Nationally, pending contracts began to go down as most of us had concerns with the pandemic. However, the graph seems to suggest that in April, principally later part of the month, many buyers were ready to act to move on with their lives. The most affordable homes still have strongest demand.
The Washington DC Metro area began to see a turnaround almost immediately in April.
The shortfall in sales is less due to demand than it is on concern with the virus. About half of buyers and sellers have elected to put on hold their plans. This suggests that there is still much latent demand to sell & buy.
Nationally, the days it takes to sell a property is now around 30 for those going under contract. Per the prior Bright MLS chart, the DC Metro area is around 7 days from active to under contract. This shows that buyers are continuing to act swiftly, with many properties receiving multiple offers.
This chart reflects the immediate impact that closing states/etc. had as mortgage applications quickly dropped, but have begun to pick up in April. Another impact on lending is the higher credit score required on mortgage loans, and particularly low liquidity causing a cash crunch with lenders. This is affecting lender's ability to offer "Jumbo" loans, those loans over $765,600 in Metro DC area. This may slow the market for homes over $1 million.
Record ever low mortgage interest rates have created affordability for many that could not buy what they previously wanted. The recent 1% drop-in interest rates increase what can be purchased by about 15%. Hence, buyers can buy more home for the same payment as a smaller home before. This has also caused a rush to refinance, so lenders are extremely busy.
The 2007-9 financial crisis affected the ability for builders to seek financing. This caused new construction to slump. As more financing became available in the last 5 years, their ability to build has grown. The country still has a shortfall in housing, more so in growing markets.
As inflation has gone down from the highs in the 1980's, so have mortgage interest rates continue their downward slide.

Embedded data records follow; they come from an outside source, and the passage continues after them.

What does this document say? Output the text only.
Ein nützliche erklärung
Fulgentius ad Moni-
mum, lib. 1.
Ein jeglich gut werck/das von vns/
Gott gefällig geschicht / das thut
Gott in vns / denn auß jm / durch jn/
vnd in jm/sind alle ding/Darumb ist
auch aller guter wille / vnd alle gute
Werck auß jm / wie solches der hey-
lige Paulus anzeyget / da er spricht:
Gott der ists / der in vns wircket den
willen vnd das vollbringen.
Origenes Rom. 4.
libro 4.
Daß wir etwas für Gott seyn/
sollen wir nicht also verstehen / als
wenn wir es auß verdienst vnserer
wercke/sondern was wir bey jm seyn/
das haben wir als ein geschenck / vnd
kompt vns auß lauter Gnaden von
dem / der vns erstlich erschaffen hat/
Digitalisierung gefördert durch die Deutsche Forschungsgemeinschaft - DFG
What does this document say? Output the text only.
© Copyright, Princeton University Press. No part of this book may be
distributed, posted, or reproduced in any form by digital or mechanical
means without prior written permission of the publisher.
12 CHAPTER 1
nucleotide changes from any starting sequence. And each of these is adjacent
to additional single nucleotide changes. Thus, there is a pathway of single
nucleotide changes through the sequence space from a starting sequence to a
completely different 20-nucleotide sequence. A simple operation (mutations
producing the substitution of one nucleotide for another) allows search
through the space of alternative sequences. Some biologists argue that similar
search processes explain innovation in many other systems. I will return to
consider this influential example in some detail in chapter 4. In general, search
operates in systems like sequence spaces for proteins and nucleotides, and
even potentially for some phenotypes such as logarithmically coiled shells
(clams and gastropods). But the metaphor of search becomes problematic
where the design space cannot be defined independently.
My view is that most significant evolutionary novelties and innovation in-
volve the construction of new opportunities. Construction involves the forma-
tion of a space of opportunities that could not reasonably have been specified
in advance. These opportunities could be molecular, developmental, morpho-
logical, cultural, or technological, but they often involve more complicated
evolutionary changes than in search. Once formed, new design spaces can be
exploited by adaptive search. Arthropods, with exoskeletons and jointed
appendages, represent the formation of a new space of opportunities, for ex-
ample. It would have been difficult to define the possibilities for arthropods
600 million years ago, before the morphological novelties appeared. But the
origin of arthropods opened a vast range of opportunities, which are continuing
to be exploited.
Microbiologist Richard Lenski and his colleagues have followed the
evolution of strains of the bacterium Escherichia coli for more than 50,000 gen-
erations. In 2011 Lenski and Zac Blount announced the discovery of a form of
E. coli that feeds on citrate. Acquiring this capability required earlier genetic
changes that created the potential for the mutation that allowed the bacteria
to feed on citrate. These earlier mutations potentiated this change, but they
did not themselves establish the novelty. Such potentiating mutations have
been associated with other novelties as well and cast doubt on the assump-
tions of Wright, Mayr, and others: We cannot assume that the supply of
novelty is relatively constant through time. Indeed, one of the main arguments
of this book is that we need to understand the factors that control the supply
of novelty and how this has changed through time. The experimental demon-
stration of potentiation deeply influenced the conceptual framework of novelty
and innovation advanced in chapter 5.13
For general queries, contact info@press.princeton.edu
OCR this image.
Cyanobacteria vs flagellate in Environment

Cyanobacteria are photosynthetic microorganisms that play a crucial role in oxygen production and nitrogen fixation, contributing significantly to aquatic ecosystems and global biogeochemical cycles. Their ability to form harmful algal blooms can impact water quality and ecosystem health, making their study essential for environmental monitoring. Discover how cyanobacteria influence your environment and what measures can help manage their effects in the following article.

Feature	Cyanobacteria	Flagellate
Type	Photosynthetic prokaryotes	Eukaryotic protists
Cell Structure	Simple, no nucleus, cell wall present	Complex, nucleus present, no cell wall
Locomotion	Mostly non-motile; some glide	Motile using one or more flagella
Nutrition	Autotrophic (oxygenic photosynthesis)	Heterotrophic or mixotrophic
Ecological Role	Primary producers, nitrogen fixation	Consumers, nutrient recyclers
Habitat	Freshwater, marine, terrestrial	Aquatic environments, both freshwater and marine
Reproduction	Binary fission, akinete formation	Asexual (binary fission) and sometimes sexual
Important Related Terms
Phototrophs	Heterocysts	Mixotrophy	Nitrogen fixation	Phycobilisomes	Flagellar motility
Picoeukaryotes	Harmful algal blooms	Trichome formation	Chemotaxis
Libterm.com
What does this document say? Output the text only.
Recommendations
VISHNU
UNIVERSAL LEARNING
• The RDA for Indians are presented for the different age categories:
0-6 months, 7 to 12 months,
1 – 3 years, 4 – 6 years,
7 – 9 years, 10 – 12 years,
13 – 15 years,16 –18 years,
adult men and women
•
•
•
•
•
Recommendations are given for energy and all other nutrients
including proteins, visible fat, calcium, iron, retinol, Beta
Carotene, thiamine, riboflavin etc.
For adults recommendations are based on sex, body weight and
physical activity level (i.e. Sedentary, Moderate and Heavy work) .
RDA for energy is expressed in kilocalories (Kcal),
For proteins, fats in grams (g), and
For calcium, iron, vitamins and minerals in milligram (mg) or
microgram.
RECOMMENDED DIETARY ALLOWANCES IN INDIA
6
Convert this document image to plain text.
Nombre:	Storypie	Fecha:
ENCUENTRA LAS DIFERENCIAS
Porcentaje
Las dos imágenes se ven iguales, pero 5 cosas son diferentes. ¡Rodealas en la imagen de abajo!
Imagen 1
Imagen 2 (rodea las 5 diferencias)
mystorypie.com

The economists foresee a fairly stable period over the next 3-4 years as things turn around and the economy gets moving forward. As such, due to the high debt undertaken to keep us all afloat, future inflation and mortgage rates are expected to rise, along with property appreciation. Rents will probably rise comparable to home price appreciation in most growing markets.
Since this virus has impacted so severely business in the second quarter and real estate as well, the forecast is for things to begin to turn around for the summer and continue to grow for the fourth quarter.
It is no surprise that GDP will contract this year, and that all jobs lost will not come back. However, the economy had been moving along well and is expected to continue to do so moving forward.